The HUST-PTF (proton therapy facility in Huazhong University of Science and Technology) is now under construction based on an isochronous superconducting cyclotron at Huazhong University of Science and Technology. Because the energy extracted by the cyclotron is fixed, an energy degrader is necessary to modulate the beam energy after the cyclotron for clinical requirements. However, the multiple Coulomb scattering that occurs in the degrader increases the beam emittance. Therefore, collimators are designed after the degrader to decrease the beam emittance. Because of the severe beam losses in the aforementioned energy degradation and emittance restriction, the main design consideration is improving the beam transmission efficiency.

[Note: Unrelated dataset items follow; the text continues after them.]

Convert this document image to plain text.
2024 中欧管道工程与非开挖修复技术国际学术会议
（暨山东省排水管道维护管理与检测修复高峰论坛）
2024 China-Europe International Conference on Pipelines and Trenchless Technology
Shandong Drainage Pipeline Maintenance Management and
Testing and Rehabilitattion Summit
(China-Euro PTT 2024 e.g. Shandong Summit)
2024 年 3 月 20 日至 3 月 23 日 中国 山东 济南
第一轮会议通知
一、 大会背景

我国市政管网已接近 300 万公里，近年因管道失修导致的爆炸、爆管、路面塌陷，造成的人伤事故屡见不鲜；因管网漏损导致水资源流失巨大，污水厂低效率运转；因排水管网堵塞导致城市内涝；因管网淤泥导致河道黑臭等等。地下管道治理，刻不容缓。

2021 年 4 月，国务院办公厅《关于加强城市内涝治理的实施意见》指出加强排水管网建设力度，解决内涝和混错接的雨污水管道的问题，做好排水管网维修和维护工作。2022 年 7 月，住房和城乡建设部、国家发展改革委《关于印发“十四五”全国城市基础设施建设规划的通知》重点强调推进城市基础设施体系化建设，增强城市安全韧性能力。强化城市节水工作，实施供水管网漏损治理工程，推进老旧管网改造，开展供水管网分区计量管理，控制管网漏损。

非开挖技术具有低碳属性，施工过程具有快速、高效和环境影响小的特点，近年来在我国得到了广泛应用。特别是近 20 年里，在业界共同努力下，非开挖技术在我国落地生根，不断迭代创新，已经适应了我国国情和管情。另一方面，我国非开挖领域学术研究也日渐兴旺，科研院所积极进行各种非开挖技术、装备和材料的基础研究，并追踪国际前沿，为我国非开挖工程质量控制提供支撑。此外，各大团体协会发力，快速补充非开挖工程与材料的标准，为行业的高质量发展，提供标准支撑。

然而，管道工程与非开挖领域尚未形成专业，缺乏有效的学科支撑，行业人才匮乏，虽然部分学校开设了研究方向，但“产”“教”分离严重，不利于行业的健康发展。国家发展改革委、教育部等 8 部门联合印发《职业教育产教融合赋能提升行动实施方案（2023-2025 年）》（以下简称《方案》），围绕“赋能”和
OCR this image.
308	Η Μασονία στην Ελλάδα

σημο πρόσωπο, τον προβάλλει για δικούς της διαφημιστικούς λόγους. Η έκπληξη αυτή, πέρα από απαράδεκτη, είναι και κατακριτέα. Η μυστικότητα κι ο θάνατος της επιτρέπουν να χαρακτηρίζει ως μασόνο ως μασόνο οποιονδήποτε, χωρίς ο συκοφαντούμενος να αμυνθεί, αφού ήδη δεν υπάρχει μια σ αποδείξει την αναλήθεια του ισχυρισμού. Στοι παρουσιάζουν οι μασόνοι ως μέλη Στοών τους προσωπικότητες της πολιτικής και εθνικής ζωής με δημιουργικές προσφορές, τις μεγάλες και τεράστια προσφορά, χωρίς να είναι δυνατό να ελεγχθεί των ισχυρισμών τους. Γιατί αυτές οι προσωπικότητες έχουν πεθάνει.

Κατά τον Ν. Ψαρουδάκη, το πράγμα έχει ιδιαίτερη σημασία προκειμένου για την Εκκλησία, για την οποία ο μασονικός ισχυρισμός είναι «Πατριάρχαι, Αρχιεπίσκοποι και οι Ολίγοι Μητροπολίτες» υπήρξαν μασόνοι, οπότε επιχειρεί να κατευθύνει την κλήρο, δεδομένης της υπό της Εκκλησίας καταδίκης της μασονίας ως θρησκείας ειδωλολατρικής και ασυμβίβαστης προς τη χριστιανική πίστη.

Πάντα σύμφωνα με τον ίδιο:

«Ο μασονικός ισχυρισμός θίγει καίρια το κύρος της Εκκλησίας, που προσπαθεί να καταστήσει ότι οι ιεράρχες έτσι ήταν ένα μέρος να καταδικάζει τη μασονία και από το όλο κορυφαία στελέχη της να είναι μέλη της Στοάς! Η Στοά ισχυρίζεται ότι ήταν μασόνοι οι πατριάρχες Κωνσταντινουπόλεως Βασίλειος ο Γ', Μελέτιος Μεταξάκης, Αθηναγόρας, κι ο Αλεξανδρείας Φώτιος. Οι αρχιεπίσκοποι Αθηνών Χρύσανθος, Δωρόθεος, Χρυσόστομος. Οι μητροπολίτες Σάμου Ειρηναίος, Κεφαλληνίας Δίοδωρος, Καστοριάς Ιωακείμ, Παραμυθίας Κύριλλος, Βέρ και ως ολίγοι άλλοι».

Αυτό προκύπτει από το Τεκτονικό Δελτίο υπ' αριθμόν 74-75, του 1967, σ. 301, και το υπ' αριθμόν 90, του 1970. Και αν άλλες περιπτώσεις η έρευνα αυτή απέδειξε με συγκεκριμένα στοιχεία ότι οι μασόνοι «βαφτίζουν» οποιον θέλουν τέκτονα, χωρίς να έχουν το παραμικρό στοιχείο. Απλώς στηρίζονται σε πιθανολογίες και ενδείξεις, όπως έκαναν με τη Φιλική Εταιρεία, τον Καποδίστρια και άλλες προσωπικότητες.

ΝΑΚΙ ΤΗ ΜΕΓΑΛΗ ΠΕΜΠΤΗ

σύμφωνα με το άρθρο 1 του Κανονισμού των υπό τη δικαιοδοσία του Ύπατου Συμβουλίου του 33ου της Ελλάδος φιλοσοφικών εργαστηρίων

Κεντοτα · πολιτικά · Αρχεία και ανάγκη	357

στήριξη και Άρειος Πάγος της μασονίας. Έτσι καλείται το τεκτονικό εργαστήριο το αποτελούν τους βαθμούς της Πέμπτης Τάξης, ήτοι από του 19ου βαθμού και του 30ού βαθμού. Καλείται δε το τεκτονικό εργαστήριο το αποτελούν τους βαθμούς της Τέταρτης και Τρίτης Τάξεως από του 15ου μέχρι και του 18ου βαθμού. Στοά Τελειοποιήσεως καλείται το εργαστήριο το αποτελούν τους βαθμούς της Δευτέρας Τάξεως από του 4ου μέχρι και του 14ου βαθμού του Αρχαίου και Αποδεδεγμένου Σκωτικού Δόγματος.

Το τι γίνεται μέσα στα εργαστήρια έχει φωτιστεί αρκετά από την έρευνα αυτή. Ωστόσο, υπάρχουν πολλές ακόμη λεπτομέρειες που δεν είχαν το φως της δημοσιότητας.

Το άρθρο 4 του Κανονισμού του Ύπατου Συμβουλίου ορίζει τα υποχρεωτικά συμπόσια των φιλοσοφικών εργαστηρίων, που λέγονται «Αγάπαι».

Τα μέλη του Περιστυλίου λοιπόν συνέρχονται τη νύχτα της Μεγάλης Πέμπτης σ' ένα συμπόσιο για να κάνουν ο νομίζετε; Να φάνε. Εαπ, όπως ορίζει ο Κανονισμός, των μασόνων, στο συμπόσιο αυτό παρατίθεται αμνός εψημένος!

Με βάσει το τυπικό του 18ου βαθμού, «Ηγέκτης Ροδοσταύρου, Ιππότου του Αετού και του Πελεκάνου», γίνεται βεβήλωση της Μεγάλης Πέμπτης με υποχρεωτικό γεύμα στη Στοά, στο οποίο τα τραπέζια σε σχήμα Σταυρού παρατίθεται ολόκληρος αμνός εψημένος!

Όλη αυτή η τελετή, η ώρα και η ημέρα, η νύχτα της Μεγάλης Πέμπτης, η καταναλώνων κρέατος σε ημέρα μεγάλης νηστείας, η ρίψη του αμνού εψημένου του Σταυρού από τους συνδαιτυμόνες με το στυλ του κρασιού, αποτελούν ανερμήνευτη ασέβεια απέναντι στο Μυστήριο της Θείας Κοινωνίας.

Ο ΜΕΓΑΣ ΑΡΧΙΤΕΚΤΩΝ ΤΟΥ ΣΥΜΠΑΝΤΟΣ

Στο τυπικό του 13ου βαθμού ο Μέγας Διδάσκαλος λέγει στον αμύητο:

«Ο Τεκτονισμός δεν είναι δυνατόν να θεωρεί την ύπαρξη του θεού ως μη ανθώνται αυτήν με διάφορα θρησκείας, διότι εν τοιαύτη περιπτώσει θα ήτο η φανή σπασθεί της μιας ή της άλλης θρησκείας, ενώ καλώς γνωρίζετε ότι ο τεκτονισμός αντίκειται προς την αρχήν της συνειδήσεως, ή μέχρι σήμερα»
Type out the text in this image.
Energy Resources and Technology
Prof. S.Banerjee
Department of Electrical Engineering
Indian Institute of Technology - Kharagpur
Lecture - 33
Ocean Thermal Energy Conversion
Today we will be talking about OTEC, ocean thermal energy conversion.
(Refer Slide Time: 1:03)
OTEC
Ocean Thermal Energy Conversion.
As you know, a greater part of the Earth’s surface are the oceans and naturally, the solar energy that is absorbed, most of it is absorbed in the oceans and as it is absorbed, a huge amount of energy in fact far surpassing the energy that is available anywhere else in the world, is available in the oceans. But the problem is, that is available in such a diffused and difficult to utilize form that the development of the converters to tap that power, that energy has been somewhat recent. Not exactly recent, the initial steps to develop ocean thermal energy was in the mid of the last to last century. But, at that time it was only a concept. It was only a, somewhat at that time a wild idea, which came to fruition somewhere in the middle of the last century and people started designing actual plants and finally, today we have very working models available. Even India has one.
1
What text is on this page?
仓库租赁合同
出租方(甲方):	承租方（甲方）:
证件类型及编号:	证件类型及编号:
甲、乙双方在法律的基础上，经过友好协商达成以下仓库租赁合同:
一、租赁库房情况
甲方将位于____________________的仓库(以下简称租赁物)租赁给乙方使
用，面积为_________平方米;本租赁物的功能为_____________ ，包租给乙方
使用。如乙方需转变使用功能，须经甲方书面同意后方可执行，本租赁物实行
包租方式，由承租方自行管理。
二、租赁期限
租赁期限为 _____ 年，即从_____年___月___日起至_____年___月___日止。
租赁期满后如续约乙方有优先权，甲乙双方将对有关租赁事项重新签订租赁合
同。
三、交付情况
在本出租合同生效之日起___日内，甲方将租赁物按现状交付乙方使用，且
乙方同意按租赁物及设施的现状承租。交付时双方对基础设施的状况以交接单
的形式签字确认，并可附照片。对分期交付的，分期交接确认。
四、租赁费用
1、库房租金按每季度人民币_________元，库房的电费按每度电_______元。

In this note, a novel energy degrader made of B4C/graphite composite (BGC) is studied regarding its material fabrication, improved beam transmission efficiency, energy degradation, emittance growth, and secondary-neutron yield using the Geant4 Monte Carlo software. Moreover, the thermal properties of the BGC degrader are analyzed. Finally, for a degrader with 40% boron content, the emittance after the degrader decreases by 5.5% and the transmission efficiency after the final collimator increases by 15.9% at 70 MeV compared with a pure-graphite degrader.